Он разводил пальцами по воздуху и думал.
В это время кто-то позвонил, и вскоре вошел господин лет сорока пяти, седоватый, плотный, с приплюснутым красным носом.
— Какими судьбами?! — закричал радостно Абрамсон и бросился целоваться с вошедшим.
Вошедший оказался доктором, профессором Киевского университета.
Они с Абрамсоном вместе начали свою карьеру — Абрамсон в роли судебного следователя, а доктор — земского врача. Затем, прослужив три года, они на целых пятнадцать лет разлучились, и теперь доктор, взяв отпуск по семейным делам, приехал на свою старую родину.
После первых приветствий на стол подали пиво, которого потребовал себе профессор, а Абрамсон сказал ему:
— Вот мы тут только решили рассказывать по очереди, чтоб убить время.
— Доброе дело!
— Я вот и придумываю, что бы рассказать?
— Расскажите наш первый с вами дебют, — сказал профессор.
— Ах, в самом деле. Вот действительно, — оживился Абрамсон. — Представьте себе деревню: соломенную, деревянную, грязную… Осень, дождь, слякоть. В деревне, в барском пустом колодце найден труп. Я вызван как следователь, он как доктор. Мы в первый раз встречаемся, знакомимся и идем осматривать труп. Не труп, а что-то ужасное: чем-то вроде пилы снесена верхняя часть черепа, грудь разрублена, и в ней набита мелкая солома от какого-то хлеба, которого даже и не сеют в деревне. Труп настолько разложившийся, что является затруднительным определение пола. Из опросов выясняется, что весной без вести пропал некто Яшка Худов, служивший работником у богатого крестьянина того же села Антона Базыкина. Базыкина в деревне все ненавидят, потому что он богат, кулак, грабит всех; и весь род его такой, и ненавидят их из рода в род. В день исчезновения Яшки пропала у Базыкина лошадь, и все слышали, как Базыкин крикнул Яшке: «Ты виноват, — хоть из-под земли достань, если жив хочешь быть». Яшка весь день искал лошадь и к вечеру советовался с товарищами, как ему быть. На предложение товарищей просто пойти и сказать, что не нашел лошади, Яшка ответил: «убьет», встал и пошел к избе Базыкина. После этого Яшку больше не видали. На вопрос о приметах заявлено, что ростом Яшка такой же, как убитый, сверх того Яшка был косорукий, и кисть правой руки была у него выворочена наружу. Осматриваем труп: действительно, правая кисть выворочена. Профессор, — Абрамсон показал на доктора, — признает возможность органического недостатка руки, насколько позволял признать это разложившийся труп.
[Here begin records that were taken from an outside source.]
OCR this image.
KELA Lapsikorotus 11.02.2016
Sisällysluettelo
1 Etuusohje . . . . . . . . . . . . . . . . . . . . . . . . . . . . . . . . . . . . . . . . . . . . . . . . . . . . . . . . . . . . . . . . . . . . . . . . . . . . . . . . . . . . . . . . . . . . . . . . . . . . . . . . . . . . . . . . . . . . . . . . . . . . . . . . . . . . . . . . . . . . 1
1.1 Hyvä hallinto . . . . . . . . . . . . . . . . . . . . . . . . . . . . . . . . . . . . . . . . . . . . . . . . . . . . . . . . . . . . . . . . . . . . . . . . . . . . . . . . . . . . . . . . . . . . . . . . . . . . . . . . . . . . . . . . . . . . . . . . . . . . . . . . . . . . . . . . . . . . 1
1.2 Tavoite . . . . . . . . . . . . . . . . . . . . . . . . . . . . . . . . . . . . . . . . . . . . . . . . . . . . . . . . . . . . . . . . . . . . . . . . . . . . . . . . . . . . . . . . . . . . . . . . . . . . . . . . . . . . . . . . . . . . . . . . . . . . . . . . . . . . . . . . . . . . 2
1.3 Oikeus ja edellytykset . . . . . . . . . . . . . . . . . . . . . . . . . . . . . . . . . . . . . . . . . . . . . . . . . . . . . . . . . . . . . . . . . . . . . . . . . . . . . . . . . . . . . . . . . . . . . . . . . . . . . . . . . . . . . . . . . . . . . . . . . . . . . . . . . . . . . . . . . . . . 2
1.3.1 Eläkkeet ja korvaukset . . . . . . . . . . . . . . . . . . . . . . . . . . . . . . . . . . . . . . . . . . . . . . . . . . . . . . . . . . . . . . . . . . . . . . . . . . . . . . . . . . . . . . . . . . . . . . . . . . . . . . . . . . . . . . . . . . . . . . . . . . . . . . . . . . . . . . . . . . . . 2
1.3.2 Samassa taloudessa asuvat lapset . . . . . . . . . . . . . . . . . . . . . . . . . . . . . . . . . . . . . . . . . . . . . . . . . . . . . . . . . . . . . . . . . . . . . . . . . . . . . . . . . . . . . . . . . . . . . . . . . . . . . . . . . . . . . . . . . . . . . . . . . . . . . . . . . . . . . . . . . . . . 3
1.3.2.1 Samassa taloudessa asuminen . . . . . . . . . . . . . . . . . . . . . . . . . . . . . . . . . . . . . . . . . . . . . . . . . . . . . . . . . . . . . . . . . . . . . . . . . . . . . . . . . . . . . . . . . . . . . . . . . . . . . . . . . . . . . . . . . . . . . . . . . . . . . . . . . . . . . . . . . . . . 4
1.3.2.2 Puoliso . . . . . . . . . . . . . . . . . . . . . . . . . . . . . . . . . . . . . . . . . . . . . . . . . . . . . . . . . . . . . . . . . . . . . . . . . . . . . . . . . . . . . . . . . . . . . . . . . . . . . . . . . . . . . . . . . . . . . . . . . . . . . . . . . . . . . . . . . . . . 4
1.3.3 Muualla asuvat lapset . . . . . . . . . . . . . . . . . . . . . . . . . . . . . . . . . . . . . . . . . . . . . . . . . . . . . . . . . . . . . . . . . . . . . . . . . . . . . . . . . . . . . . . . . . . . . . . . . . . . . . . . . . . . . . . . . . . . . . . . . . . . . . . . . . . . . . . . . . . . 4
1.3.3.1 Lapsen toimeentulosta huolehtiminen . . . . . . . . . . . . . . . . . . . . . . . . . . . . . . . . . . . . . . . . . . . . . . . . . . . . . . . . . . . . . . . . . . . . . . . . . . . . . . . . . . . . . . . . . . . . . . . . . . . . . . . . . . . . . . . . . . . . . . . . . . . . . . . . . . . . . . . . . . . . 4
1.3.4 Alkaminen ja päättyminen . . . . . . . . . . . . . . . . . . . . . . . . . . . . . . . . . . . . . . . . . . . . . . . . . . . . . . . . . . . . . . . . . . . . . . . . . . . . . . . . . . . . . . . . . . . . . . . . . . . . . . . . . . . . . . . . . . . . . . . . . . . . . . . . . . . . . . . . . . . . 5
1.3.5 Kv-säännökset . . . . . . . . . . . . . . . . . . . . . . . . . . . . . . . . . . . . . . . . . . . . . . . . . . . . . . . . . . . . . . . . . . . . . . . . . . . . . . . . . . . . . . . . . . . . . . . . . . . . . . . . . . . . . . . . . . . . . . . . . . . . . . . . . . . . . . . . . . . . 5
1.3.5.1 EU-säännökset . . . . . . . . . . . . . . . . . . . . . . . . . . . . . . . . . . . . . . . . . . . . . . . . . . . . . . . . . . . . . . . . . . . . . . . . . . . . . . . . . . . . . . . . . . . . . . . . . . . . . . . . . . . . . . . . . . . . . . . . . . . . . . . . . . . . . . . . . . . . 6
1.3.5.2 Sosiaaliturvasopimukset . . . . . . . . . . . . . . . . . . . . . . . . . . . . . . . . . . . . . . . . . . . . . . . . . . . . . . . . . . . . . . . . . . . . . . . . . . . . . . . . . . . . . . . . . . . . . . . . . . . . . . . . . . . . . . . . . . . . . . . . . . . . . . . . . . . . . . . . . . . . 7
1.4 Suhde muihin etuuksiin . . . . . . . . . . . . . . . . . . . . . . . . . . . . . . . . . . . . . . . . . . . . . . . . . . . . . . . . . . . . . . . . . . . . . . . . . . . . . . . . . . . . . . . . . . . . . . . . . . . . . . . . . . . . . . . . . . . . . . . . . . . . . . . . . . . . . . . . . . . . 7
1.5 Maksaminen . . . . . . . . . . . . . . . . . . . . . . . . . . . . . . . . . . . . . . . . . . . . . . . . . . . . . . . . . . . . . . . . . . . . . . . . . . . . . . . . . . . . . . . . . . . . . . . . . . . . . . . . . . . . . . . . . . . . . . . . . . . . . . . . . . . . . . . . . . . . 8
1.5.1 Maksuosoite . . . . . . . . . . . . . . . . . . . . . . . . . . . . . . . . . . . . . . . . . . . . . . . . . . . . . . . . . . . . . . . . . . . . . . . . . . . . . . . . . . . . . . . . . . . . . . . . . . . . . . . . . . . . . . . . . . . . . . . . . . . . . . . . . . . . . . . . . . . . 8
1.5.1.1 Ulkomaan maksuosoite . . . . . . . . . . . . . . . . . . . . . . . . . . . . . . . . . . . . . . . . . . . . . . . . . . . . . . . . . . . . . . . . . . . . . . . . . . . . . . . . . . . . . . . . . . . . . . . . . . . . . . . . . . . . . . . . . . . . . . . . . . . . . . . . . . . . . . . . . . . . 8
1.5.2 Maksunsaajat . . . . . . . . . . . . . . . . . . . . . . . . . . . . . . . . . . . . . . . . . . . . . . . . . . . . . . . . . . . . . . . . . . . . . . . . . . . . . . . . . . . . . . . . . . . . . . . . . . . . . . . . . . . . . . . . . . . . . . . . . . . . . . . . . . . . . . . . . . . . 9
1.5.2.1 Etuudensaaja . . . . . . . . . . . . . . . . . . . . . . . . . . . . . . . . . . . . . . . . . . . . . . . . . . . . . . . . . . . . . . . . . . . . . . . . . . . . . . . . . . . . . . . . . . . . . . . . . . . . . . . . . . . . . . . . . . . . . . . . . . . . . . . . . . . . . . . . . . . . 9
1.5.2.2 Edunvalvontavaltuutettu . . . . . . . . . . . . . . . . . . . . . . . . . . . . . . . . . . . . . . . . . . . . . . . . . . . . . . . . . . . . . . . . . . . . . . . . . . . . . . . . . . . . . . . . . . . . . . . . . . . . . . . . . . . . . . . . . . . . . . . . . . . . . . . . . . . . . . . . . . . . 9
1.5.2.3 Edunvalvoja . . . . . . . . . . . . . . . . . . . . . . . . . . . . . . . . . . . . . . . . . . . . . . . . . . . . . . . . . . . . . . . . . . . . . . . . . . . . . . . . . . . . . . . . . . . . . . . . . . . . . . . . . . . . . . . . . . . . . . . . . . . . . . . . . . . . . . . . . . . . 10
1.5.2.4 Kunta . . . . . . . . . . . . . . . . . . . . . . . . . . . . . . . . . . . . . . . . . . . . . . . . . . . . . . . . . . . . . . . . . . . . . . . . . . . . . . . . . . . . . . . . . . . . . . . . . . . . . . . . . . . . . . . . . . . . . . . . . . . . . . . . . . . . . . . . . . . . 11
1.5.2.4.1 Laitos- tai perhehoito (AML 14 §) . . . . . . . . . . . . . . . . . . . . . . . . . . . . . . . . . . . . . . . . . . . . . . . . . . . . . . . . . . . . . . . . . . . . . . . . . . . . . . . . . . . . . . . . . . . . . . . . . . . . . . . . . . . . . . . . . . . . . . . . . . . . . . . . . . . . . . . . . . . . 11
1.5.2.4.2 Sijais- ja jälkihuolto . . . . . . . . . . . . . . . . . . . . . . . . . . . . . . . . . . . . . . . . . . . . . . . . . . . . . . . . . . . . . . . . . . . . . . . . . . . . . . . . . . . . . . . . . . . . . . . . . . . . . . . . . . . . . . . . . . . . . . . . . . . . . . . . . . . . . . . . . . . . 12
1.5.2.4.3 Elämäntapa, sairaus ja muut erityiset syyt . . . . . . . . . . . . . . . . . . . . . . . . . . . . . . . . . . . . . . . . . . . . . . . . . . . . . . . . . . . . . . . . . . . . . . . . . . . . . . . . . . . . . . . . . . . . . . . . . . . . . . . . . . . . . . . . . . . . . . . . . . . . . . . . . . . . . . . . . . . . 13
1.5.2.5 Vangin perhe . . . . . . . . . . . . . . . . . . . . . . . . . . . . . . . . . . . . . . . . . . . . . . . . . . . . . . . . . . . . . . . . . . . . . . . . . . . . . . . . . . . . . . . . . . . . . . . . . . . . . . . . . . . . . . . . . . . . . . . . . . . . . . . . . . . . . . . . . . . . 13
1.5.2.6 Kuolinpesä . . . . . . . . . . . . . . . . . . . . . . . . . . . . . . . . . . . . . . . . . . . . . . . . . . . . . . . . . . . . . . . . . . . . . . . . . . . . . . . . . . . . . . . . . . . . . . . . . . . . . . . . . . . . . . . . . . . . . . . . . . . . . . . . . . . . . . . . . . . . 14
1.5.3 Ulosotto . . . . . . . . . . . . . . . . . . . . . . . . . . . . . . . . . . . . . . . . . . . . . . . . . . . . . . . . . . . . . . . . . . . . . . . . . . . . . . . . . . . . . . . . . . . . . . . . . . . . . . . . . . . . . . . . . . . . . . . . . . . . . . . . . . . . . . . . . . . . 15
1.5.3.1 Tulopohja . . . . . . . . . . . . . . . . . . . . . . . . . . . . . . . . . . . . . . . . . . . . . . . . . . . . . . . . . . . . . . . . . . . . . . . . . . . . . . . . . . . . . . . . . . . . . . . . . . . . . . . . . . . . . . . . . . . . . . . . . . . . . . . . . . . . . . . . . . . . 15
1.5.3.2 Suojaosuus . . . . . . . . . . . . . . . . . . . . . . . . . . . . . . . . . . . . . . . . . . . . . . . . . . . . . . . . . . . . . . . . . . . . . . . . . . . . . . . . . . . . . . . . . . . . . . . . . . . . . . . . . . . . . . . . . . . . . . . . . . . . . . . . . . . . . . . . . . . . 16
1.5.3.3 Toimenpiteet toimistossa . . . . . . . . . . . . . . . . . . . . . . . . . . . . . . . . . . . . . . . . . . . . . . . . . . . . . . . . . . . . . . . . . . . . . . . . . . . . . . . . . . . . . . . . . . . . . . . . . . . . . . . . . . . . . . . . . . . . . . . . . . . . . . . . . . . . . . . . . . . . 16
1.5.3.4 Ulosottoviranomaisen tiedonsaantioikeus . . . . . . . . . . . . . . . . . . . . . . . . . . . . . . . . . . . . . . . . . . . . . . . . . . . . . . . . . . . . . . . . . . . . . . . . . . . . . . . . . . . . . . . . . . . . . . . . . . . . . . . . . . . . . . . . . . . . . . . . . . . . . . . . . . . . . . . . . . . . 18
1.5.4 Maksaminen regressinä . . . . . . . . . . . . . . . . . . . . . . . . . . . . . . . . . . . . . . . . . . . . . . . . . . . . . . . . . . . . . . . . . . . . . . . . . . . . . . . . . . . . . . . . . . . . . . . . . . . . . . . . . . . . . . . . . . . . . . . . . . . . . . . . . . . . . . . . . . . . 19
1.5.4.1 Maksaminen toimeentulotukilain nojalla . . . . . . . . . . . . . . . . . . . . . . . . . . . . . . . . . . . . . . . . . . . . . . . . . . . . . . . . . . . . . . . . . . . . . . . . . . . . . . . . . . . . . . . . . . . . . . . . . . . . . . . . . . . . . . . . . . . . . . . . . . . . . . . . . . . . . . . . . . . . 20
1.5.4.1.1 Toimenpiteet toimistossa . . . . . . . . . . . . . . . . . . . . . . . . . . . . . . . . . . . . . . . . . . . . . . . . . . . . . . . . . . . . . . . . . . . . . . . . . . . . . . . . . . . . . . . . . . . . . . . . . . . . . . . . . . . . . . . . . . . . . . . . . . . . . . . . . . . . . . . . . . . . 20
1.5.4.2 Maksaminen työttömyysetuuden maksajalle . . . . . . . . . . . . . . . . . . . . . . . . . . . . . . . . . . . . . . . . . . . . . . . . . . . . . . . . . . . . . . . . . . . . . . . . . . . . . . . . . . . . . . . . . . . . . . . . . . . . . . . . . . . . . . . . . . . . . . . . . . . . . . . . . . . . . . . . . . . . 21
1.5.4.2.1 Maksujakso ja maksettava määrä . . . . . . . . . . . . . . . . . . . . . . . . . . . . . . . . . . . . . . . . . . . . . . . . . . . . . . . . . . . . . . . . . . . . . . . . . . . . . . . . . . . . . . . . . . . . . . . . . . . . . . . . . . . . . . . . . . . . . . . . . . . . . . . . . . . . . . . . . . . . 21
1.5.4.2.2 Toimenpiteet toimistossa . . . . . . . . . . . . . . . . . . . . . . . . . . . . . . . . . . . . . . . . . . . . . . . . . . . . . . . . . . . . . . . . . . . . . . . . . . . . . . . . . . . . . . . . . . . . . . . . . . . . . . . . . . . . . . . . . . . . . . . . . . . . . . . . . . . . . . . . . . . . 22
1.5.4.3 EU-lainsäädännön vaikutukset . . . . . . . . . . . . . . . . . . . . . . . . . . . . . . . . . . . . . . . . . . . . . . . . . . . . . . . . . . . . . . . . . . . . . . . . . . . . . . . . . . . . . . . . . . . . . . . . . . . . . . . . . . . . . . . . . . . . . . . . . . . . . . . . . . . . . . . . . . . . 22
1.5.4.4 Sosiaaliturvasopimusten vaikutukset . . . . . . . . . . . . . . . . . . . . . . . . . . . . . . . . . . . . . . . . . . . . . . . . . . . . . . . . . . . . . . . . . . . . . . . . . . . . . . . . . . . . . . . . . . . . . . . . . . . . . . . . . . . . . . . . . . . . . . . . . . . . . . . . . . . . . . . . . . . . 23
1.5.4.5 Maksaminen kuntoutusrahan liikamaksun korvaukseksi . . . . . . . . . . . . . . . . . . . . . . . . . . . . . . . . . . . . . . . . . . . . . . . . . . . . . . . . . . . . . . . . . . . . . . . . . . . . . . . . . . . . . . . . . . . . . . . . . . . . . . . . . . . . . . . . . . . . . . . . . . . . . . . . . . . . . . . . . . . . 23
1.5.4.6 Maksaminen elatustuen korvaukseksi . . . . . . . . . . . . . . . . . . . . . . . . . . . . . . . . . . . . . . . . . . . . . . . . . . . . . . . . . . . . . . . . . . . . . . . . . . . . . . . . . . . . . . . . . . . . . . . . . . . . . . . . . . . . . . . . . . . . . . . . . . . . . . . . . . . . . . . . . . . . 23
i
— Эту-то оговорку я сделал, — перебил профессор, — как сейчас помню, на левой стороне, третья или четвертая строчка сверху.
— Все таким образом, — продолжал Абрамсон, — наводит на Базыкина. Пристав уже арестовал его. Идем к Базыкину и делаем у него обыск. Оказывается: сабля — тупая, заржавленная, с запекшейся на ней кровью. Уважаемый профессор признает, что именно каким-нибудь таким оружием срезан череп, рассечена грудь и вообще сделано все остальное для уничтожения пола…
— Хотя я и сделал оговорку, что труп мог лежать в мокром месте и таким образом подгнить…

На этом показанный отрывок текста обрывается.